Relationship Between Quorum Sensing and Secretion Systems

Abstract

Quorum sensing (QS) is a communication mechanism between bacteria that allows specific processes to be controlled, such as biofilm formation, virulence factor expression, production of secondary metabolites and stress adaptation mechanisms such as bacterial competition systems including secretion systems (SS). These SS have an important role in bacterial communication. SS are ubiquitous; they are present in both Gram-negative and Gram-positive bacteria and in Mycobacterium sp. To date, 8 types of SS have been described (T1SS, T2SS, T3SS, T4SS, T5SS, T6SS, T7SS, and T9SS). They have global functions such as the transport of proteases, lipases, adhesins, heme-binding proteins, and amidases, and specific functions such as the synthesis of proteins in host cells, adaptation to the environment, the secretion of effectors to establish an infectious niche, transfer, absorption and release of DNA, translocation of effector proteins or DNA and autotransporter secretion. All of these functions can contribute to virulence and pathogenesis. In this review, we describe the known types of SS and discuss the ones that have been shown to be regulated by QS. Due to the large amount of information about this topic in some pathogens, we focus mainly on Pseudomonas aeruginosa and Vibrio spp.

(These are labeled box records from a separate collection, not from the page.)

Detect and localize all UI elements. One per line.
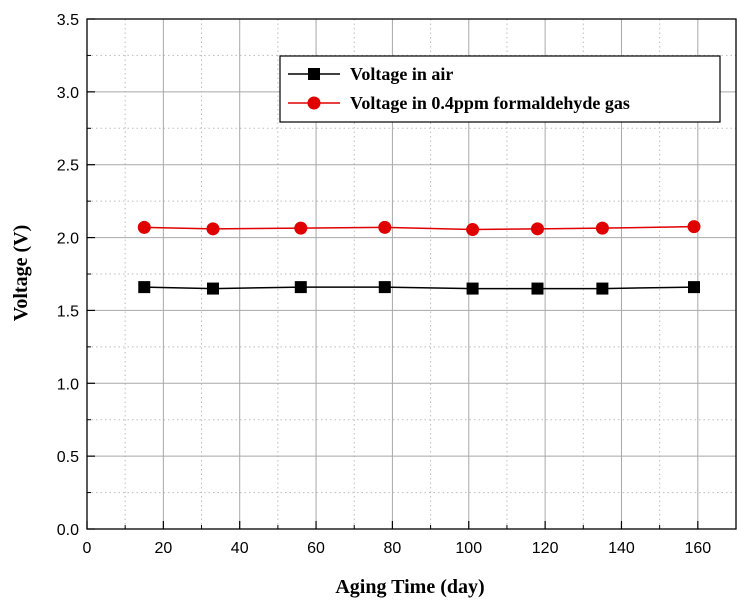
- x-axis-title: Aging Time (day): [335, 576, 484, 598]
- data-point-circle: [378, 220, 392, 234]
- data-point-circle: [595, 221, 609, 235]
- legend-marker-air: [308, 68, 320, 80]
- y-tick-label: 3.0: [57, 85, 79, 102]
- x-tick-label: 140: [608, 540, 635, 557]
- axes: 0 20 40 60 80 100 120 140 160 0.0 0.5 1.0 1.5 2.0 2.5 3…: [57, 12, 737, 557]
- legend: Voltage in air Voltage in 0.4ppm formald…: [279, 55, 721, 123]
- data-point-circle: [294, 221, 308, 235]
- y-axis-title: Voltage (V): [10, 225, 32, 321]
- x-tick-label: 120: [532, 540, 559, 557]
- data-point-square: [531, 282, 544, 295]
- data-point-square: [138, 281, 151, 294]
- y-tick-label: 2.5: [57, 158, 79, 175]
- data-point-circle: [530, 222, 544, 236]
- legend-box: [279, 55, 721, 123]
- x-tick-label: 160: [684, 540, 711, 557]
- x-tick-label: 40: [231, 540, 249, 557]
- y-tick-label: 1.5: [57, 303, 79, 320]
- data-point-square: [466, 282, 479, 295]
- legend-label-formaldehyde: Voltage in 0.4ppm formaldehyde gas: [350, 93, 630, 113]
- y-tick-label: 2.0: [57, 231, 79, 248]
- series-line-1: [144, 225, 695, 231]
- data-series: [137, 220, 701, 295]
- x-tick-label: 0: [83, 540, 92, 557]
- x-tick-label: 20: [154, 540, 172, 557]
- x-tick-label: 100: [455, 540, 482, 557]
- y-tick-label: 0.5: [57, 449, 79, 466]
- data-point-square: [206, 282, 219, 295]
- legend-marker-formaldehyde: [307, 96, 321, 110]
- x-tick-label: 60: [307, 540, 325, 557]
- data-point-square: [294, 281, 307, 294]
- series-line-0: [144, 286, 695, 290]
- x-tick-label: 80: [384, 540, 402, 557]
- data-point-square: [378, 281, 391, 294]
- y-tick-label: 3.5: [57, 12, 79, 29]
- data-point-square: [688, 281, 701, 294]
- y-tick-label: 0.0: [57, 522, 79, 539]
- data-point-circle: [466, 223, 480, 237]
- y-tick-label: 1.0: [57, 376, 79, 393]
- data-point-circle: [137, 220, 151, 234]
- data-point-square: [596, 282, 609, 295]
- data-point-circle: [687, 220, 701, 234]
- data-point-circle: [206, 222, 220, 236]
- legend-label-air: Voltage in air: [350, 64, 453, 84]
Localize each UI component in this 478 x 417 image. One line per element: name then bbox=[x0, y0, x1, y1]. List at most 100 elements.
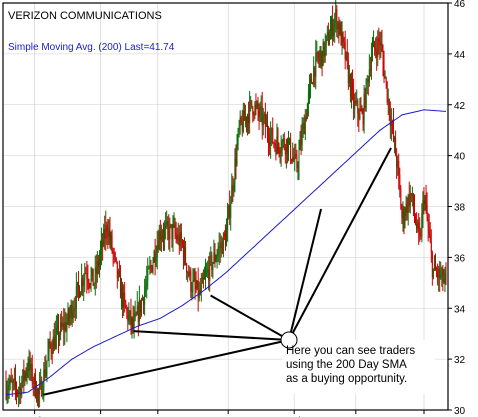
candle-body bbox=[17, 391, 19, 393]
candle-body bbox=[168, 227, 170, 240]
candle-body bbox=[212, 262, 214, 271]
candle-body bbox=[18, 391, 20, 393]
candle-body bbox=[438, 268, 440, 278]
candle-body bbox=[392, 123, 394, 139]
candle-body bbox=[279, 151, 281, 154]
candle-body bbox=[122, 286, 124, 308]
candle-body bbox=[250, 100, 252, 102]
candle-body bbox=[388, 99, 390, 116]
candle-body bbox=[420, 235, 422, 237]
candle-body bbox=[363, 94, 365, 124]
candle-body bbox=[197, 280, 199, 298]
candle-body bbox=[360, 109, 362, 112]
annotation-line: using the 200 Day SMA bbox=[286, 359, 407, 371]
candle-body bbox=[383, 61, 385, 79]
candle-body bbox=[371, 47, 373, 57]
candle-body bbox=[113, 253, 115, 254]
candle-body bbox=[91, 268, 93, 276]
sma-200-line bbox=[5, 109, 447, 396]
candle-body bbox=[298, 150, 300, 168]
candle-body bbox=[153, 251, 155, 263]
candle-body bbox=[86, 273, 88, 279]
candle-body bbox=[222, 233, 224, 254]
candle-body bbox=[431, 252, 433, 278]
candle-body bbox=[302, 122, 304, 130]
candle-body bbox=[130, 310, 132, 325]
candle-body bbox=[90, 275, 92, 285]
candle-body bbox=[150, 265, 152, 267]
candle-body bbox=[92, 268, 94, 286]
candle-body bbox=[367, 79, 369, 83]
candle-body bbox=[320, 51, 322, 56]
candle-body bbox=[251, 100, 253, 107]
candle-body bbox=[321, 51, 323, 67]
candle-body bbox=[268, 134, 270, 143]
candle-body bbox=[379, 42, 381, 46]
candle-body bbox=[126, 308, 128, 311]
candle-body bbox=[54, 334, 56, 350]
candle-body bbox=[357, 100, 359, 114]
candle-body bbox=[64, 321, 66, 331]
candle-body bbox=[370, 56, 372, 71]
annotation-pointer bbox=[288, 208, 323, 341]
candle-body bbox=[193, 278, 195, 281]
candle-body bbox=[196, 280, 198, 289]
candle-body bbox=[75, 286, 77, 309]
candle-body bbox=[316, 52, 318, 54]
candle-body bbox=[415, 216, 417, 224]
candle-body bbox=[31, 363, 33, 383]
candle-body bbox=[191, 291, 193, 293]
candle-body bbox=[252, 106, 254, 115]
candle-body bbox=[131, 317, 133, 325]
candle-body bbox=[444, 272, 446, 280]
candle-body bbox=[332, 19, 334, 37]
candles bbox=[5, 0, 447, 408]
candle-body bbox=[14, 378, 16, 387]
candle-body bbox=[165, 224, 167, 228]
candle-body bbox=[169, 224, 171, 240]
candle-body bbox=[359, 109, 361, 119]
candle-body bbox=[41, 380, 43, 396]
candle-body bbox=[339, 24, 341, 35]
candle-body bbox=[318, 58, 320, 61]
candle-body bbox=[132, 317, 134, 328]
candle-body bbox=[32, 382, 34, 385]
candle-body bbox=[315, 53, 317, 77]
candle-body bbox=[157, 244, 159, 250]
candle-body bbox=[407, 195, 409, 213]
candle-body bbox=[319, 55, 321, 61]
candle-body bbox=[423, 199, 425, 205]
candle-body bbox=[28, 359, 30, 371]
candle-body bbox=[5, 384, 7, 397]
candle-body bbox=[89, 284, 91, 285]
candle-body bbox=[304, 116, 306, 135]
candle-body bbox=[95, 267, 97, 275]
candle-body bbox=[291, 159, 293, 162]
candle-body bbox=[98, 258, 100, 267]
candle-body bbox=[293, 157, 295, 161]
candle-body bbox=[285, 139, 287, 155]
candle-body bbox=[218, 246, 220, 251]
candle-body bbox=[59, 334, 61, 340]
candle-body bbox=[145, 286, 147, 292]
candle-body bbox=[105, 225, 107, 239]
candle-body bbox=[425, 199, 427, 205]
candle-body bbox=[119, 274, 121, 299]
candle-body bbox=[336, 9, 338, 30]
candle-body bbox=[147, 268, 149, 281]
candle-body bbox=[433, 263, 435, 269]
y-tick-label: 36 bbox=[454, 253, 466, 264]
candle-body bbox=[24, 372, 26, 380]
candle-body bbox=[275, 145, 277, 155]
candle-body bbox=[33, 374, 35, 385]
candle-body bbox=[430, 242, 432, 253]
candle-body bbox=[228, 205, 230, 217]
candle-body bbox=[394, 138, 396, 139]
candle-body bbox=[170, 224, 172, 226]
candle-body bbox=[308, 84, 310, 93]
candle-body bbox=[140, 299, 142, 312]
candle-body bbox=[232, 185, 234, 191]
candle-body bbox=[381, 42, 383, 51]
candle-body bbox=[154, 251, 156, 263]
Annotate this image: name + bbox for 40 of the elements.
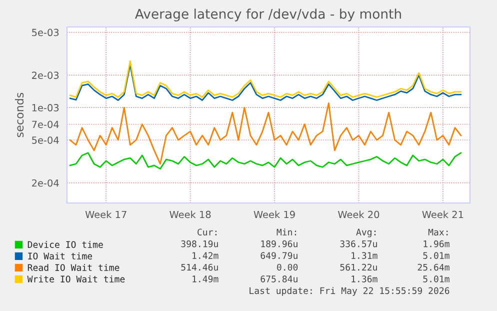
text: 189.96u bbox=[261, 240, 298, 248]
text: 1.31m bbox=[352, 252, 378, 259]
y-tick-label: 7e-04 bbox=[32, 120, 59, 128]
text: 5.01m bbox=[423, 276, 450, 282]
x-tick-label: Week 19 bbox=[254, 210, 295, 218]
x-tick-label: Week 18 bbox=[170, 210, 211, 218]
legend-label: IO Wait time bbox=[28, 252, 92, 260]
x-tick-label: Week 21 bbox=[422, 210, 464, 218]
legend-label: Write IO Wait time bbox=[27, 275, 125, 282]
line-series bbox=[69, 102, 462, 165]
text: 1.42m bbox=[192, 252, 218, 259]
text: 5.01m bbox=[423, 252, 450, 259]
text: 1.36m bbox=[352, 276, 378, 282]
legend-label: Read IO Wait time bbox=[28, 264, 120, 271]
legend-label: Device IO time bbox=[28, 240, 103, 248]
y-tick-label: 1e-03 bbox=[32, 104, 59, 112]
text: 514.46u bbox=[181, 264, 218, 271]
text: 649.79u bbox=[260, 252, 298, 259]
text: Cur: bbox=[198, 228, 217, 236]
x-tick-label: Week 17 bbox=[85, 210, 126, 218]
x-tick-label: Week 20 bbox=[338, 210, 380, 218]
y-tick-label: 5e-03 bbox=[32, 28, 59, 36]
line-series bbox=[69, 152, 462, 170]
text: 1.96m bbox=[424, 240, 450, 248]
text: 336.57u bbox=[340, 240, 377, 248]
text: 675.84u bbox=[260, 276, 298, 282]
text: 0.00 bbox=[277, 264, 298, 271]
y-tick-label: 2e-03 bbox=[32, 72, 59, 79]
y-tick-label: 5e-04 bbox=[32, 136, 59, 144]
text: 561.22u bbox=[340, 264, 377, 271]
y-tick-label: 2e-04 bbox=[32, 179, 59, 187]
text: 1.49m bbox=[192, 276, 218, 282]
text: Last update: Fri May 22 15:55:59 2026 bbox=[250, 287, 450, 296]
text: Max: bbox=[428, 228, 448, 236]
y-axis-title: seconds bbox=[15, 92, 24, 138]
text: Min: bbox=[276, 228, 296, 236]
chart-title: Average latency for /dev/vda - by month bbox=[135, 8, 401, 22]
text: 25.64m bbox=[418, 264, 450, 271]
text: 398.19u bbox=[181, 240, 218, 248]
text: Avg: bbox=[356, 228, 376, 238]
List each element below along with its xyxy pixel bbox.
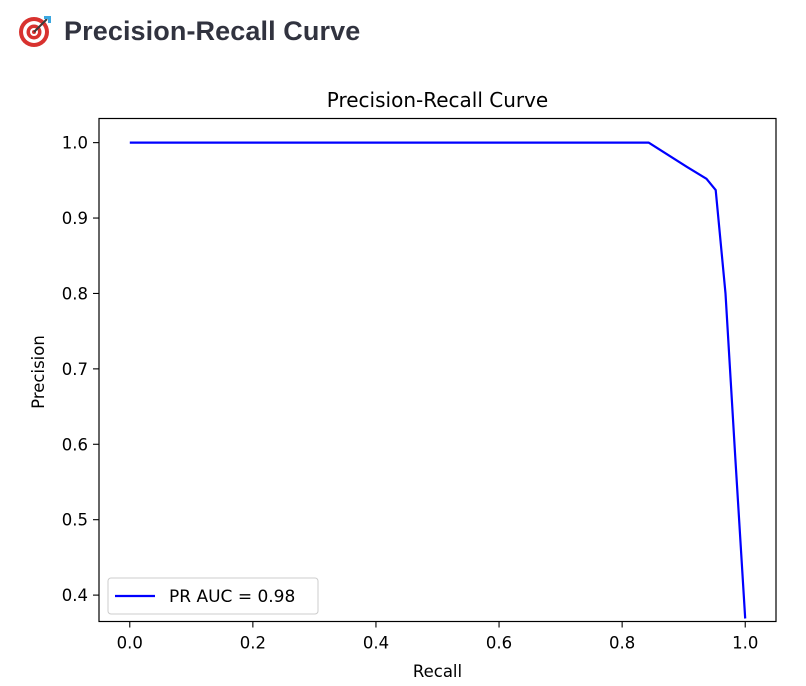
x-tick-label: 0.0 [117,634,143,653]
legend-box [107,577,319,615]
y-tick-label: 0.6 [62,435,88,454]
y-tick-label: 0.9 [62,209,88,228]
app-header: Precision-Recall Curve [18,12,360,50]
y-axis-ticks: 0.4 0.5 0.6 0.7 0.8 0.9 1.0 [62,134,99,605]
y-tick-label: 1.0 [62,134,88,153]
x-tick-label: 0.2 [240,634,266,653]
legend: PR AUC = 0.98 [107,577,319,615]
y-axis-label: Precision [29,335,48,409]
page-title: Precision-Recall Curve [64,15,361,46]
x-axis-ticks: 0.0 0.2 0.4 0.6 0.8 1.0 [117,621,758,653]
plot-frame [98,117,777,623]
series-layer [129,141,747,619]
y-tick-label: 0.7 [62,360,88,379]
x-tick-label: 0.4 [363,634,389,653]
x-tick-label: 1.0 [732,634,758,653]
direct-hit-target-icon [19,16,51,47]
y-tick-label: 0.5 [62,511,88,530]
y-tick-label: 0.8 [62,284,88,303]
x-tick-label: 0.8 [609,634,635,653]
chart-title: Precision-Recall Curve [327,88,548,112]
legend-label: PR AUC = 0.98 [169,587,295,607]
x-axis-label: Recall [413,662,462,681]
y-tick-label: 0.4 [62,586,88,605]
x-tick-label: 0.6 [486,634,512,653]
pr-curve-line [129,141,747,619]
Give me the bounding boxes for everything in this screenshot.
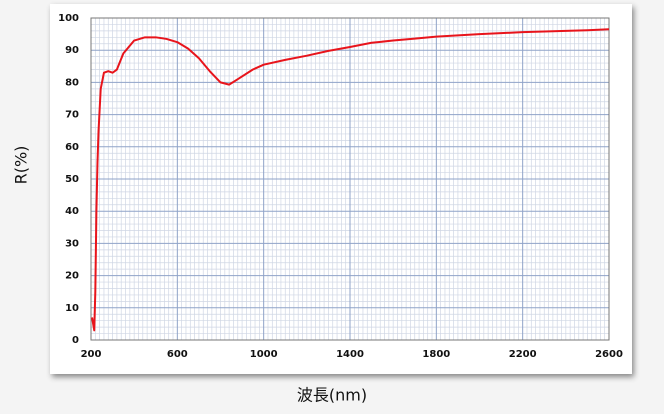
y-tick-label: 10 (65, 303, 79, 314)
chart-frame (50, 4, 632, 374)
y-tick-label: 90 (65, 45, 79, 56)
y-tick-label: 70 (65, 110, 79, 121)
x-tick-label: 600 (167, 349, 188, 360)
x-tick-label: 2200 (509, 349, 537, 360)
x-axis-label: 波長(nm) (297, 386, 367, 405)
y-tick-label: 30 (65, 238, 79, 249)
x-tick-label: 200 (81, 349, 102, 360)
y-tick-label: 20 (65, 271, 79, 282)
y-tick-label: 100 (58, 13, 79, 24)
y-tick-label: 60 (65, 142, 79, 153)
x-tick-label: 2600 (595, 349, 623, 360)
data-line (91, 28, 610, 332)
y-tick-label: 50 (65, 174, 79, 185)
y-tick-label: 0 (72, 335, 79, 346)
y-tick-label: 80 (65, 77, 79, 88)
x-tick-label: 1000 (250, 349, 278, 360)
x-tick-label: 1800 (422, 349, 450, 360)
x-tick-label: 1400 (336, 349, 364, 360)
y-axis-label: R(%) (12, 146, 31, 185)
plot-border (90, 17, 610, 341)
y-tick-label: 40 (65, 206, 79, 217)
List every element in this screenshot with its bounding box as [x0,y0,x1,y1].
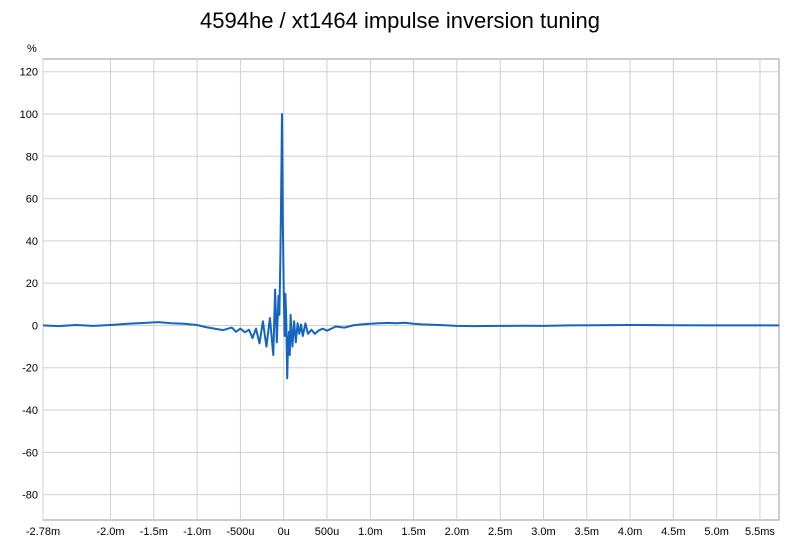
y-tick-label: 60 [26,194,38,206]
axis-labels: -2.78m -2.0m -1.5m -1.0m -500u 0u 500u 1.0m 1.5m… [20,67,776,538]
y-tick-label: 80 [26,151,38,163]
x-tick-label: 3.5m [575,526,599,538]
y-tick-label: 120 [20,67,38,79]
y-tick-label: 40 [26,236,38,248]
x-tick-label: 2.5m [488,526,512,538]
x-tick-label: 0u [278,526,290,538]
chart-title: 4594he / xt1464 impulse inversion tuning [200,8,600,33]
x-tick-label: 500u [315,526,339,538]
x-tick-label: 4.5m [661,526,685,538]
y-tick-label: 0 [32,320,38,332]
x-tick-label: 1.0m [358,526,382,538]
impulse-series-line [42,113,779,380]
x-tick-label: 2.0m [445,526,469,538]
x-tick-label: -500u [226,526,254,538]
x-tick-label: 1.5m [401,526,425,538]
y-tick-label: -20 [22,363,38,375]
x-tick-label: -1.5m [140,526,168,538]
series-layer [42,113,779,380]
x-tick-label: 3.0m [531,526,555,538]
y-tick-label: 100 [20,109,38,121]
grid-layer [42,58,780,521]
x-tick-label: -1.0m [183,526,211,538]
x-tick-label: -2.0m [96,526,124,538]
y-tick-label: -60 [22,447,38,459]
plot-frame [42,58,780,521]
x-tick-label: 5.5ms [745,526,775,538]
y-tick-label: 20 [26,278,38,290]
y-unit-label: % [27,43,37,55]
y-tick-label: -40 [22,405,38,417]
x-tick-label: 5.0m [704,526,728,538]
x-tick-label: 4.0m [618,526,642,538]
x-tick-label: -2.78m [26,526,60,538]
y-tick-label: -80 [22,490,38,502]
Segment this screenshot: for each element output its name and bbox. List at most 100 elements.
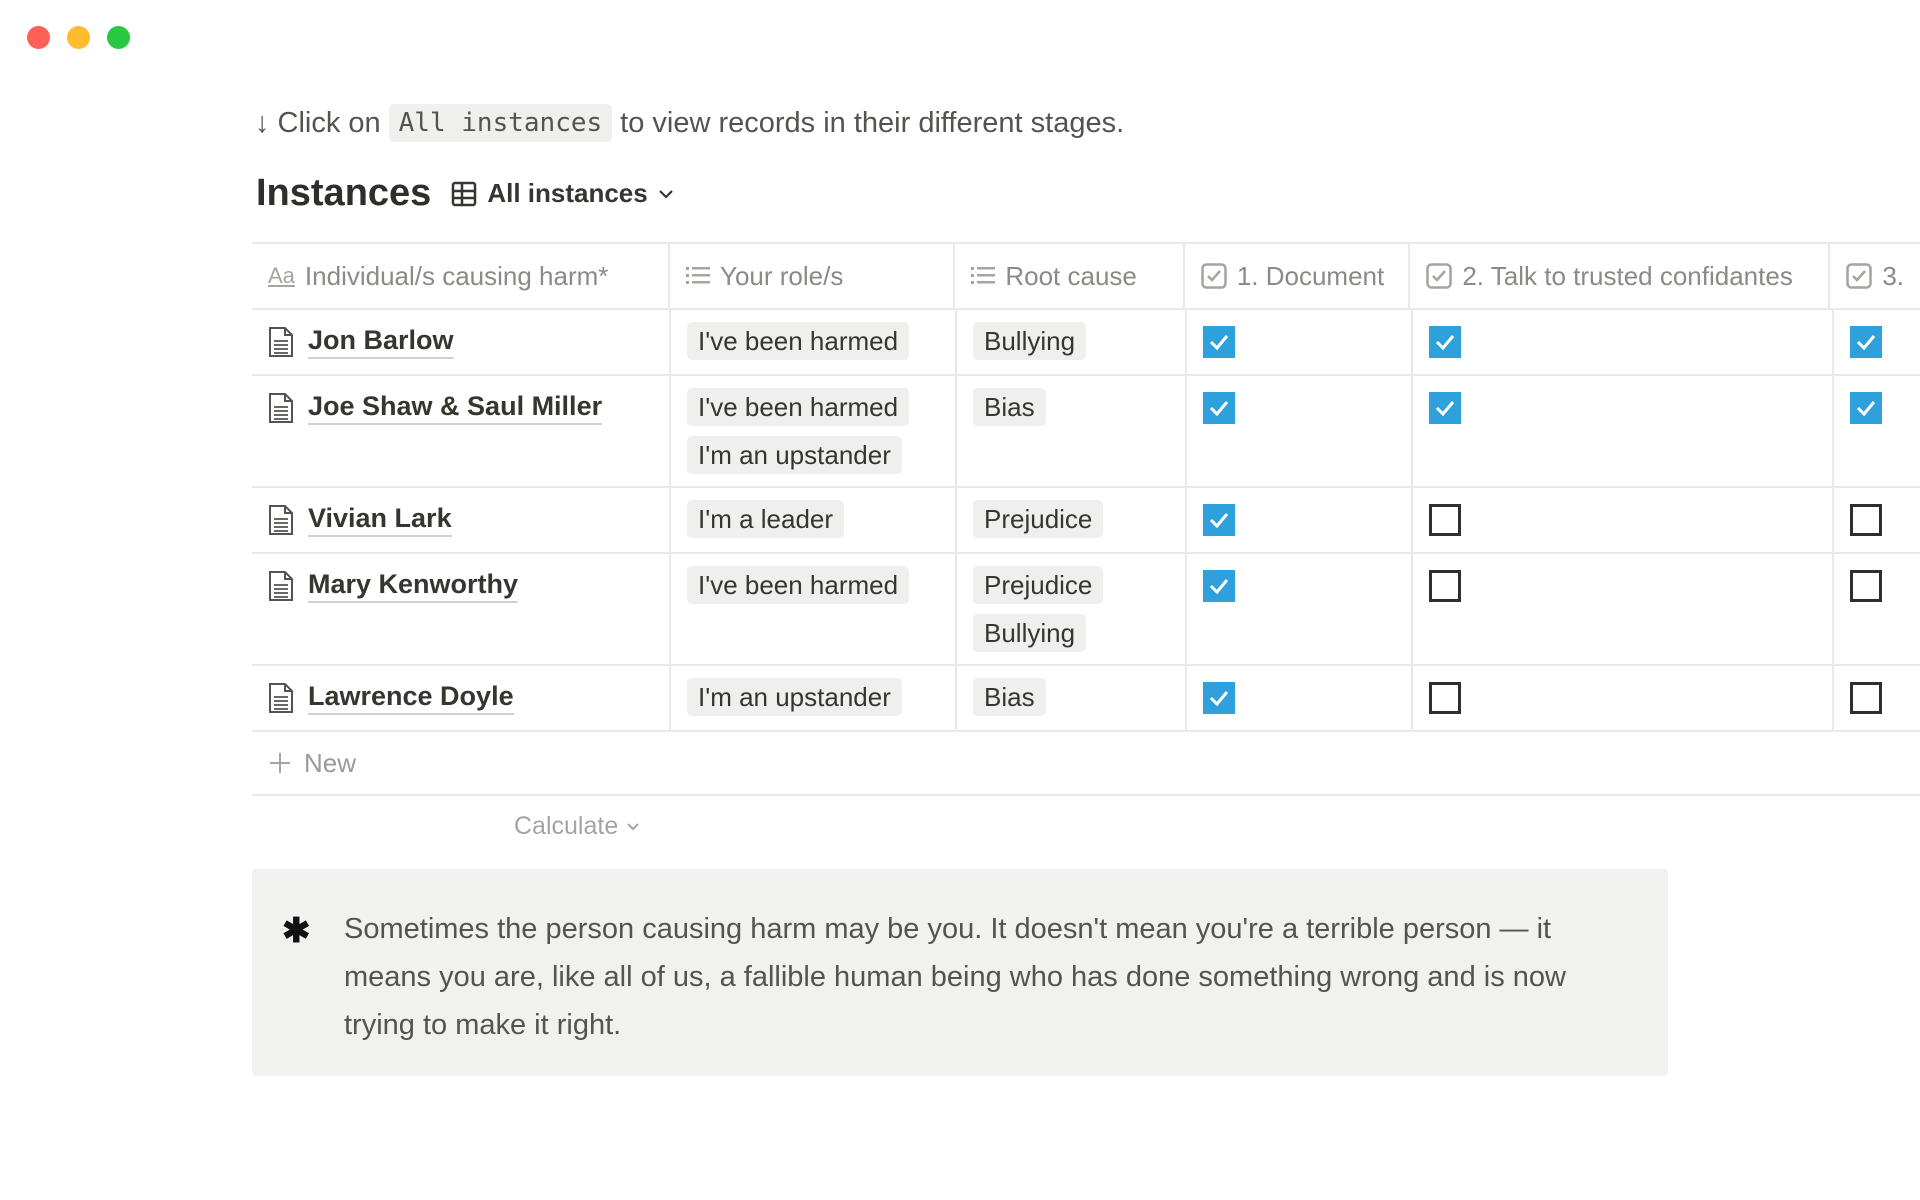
role-tag: I've been harmed <box>687 388 910 426</box>
arrow-down-icon: ↓ <box>255 106 270 139</box>
step-cell <box>1834 376 1920 486</box>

Keywords: competence; motility; quorum; secretion; virulence.

FIGURE 1

Structure of secretion systems. Schematic representation of secretory systems: type I (T1SS), type II (T2SS), type V (T5SS), type IX (T9SS), type III (T3SS), type IV (T4SS), type VI (T6SS), and type VII (T7SS). The type I pathway is exemplified by hemolysin A (HlyA) secretion in E. coli where TolC, HlyD, and HlyB are the three components which constitute the channel to transport HlyA to extracellular space. Sec (general secretion route) and Tat (twin-arginine translocation pathway) transfer the substrates of T2SS and T5SS across the inner membrane. Sec also participates in the transport of T9SS substrates across de inner membrane. T9SS is also called Por Secretion System (PoSS). T4SS is represented by VirB/D system of Agrobacterium tumefaciens. The T7SS is based on a system in Mycobacteria. Red squares represent the ATPases. HM, host membrane; EM, extracellular medium; OM, outer membrane; IM, inner membrane; MM, mycomembrane. Substrates secreted by each secretory system are included in a circle in the top of the figure. Adapted from Tseng et al. (2009).

FIGURE 2

Secretion systems and QS network elements. The figure shows the relationship between QS networks and expression of secretion systems (blue squares). The genes regulated by QS are in purple boxes. Each QS network is represented by a different color. Starting at the top right of the figure: The swr QS system of S. liquefaciens controls the lipB genes of the T1SS (orange); Ax21 (QS effector) and QS system Rax regulate RaxABC TOSS (T1SS) in gram negative bacteria (ochre); QS (RhlIR and LasIR) regulates expression of T2SS, T3SS, and T6SS in P. aeruginosa (brown); VqsM (an AraC family transcription factor) interacts with the LasIR and ExsA promoters (a master regulator of T3SS) in P. aeruginosa (dark orange); T2SS is regulated by LuxS/LuxI/AI-2 QS in E. coli and indole production by TnA (tryptophanase) regulates esp genes expression (T2SS) in this bacterium (blue); in Yersinia sp. the Hfq chaperone is connected with QS (AI-2) and regulates the Yop-Ysc type III secretion system (T3SS) (green); in Xanthomonas sp. T2SS and T3SS are regulated by DSF (diffusible signal factor) which is a quorum sensing signal (yellow); T4SS (virB operon) is regulated by VjbR (LuxR like protein) and LuxI in Brucella (turquoise) and Roseobacter (pink), respectively; a connection between Acinetobacter baumanii QS (AbaI/AbaR, controlled by bile salts) and T6SS has been established (maroon); in Vibrio sp. there is a complex network which relates QS (LuxO/HapR/TfoX) with T6SS (aquamarine); AhyRI (a QS network) in Aeromonas sp. and P. atrosepticum is involved in Hcp and VgrG secretion (sky blue) and finally, iron is transported across the cell membrane accompanied by PQS, a quorum sensing signal in P. aeruginosa, and this process depend on Tse a substrate of T6SS, which binds to OMVs (outer membrane vesicles) containing PQS- Fe³⁺.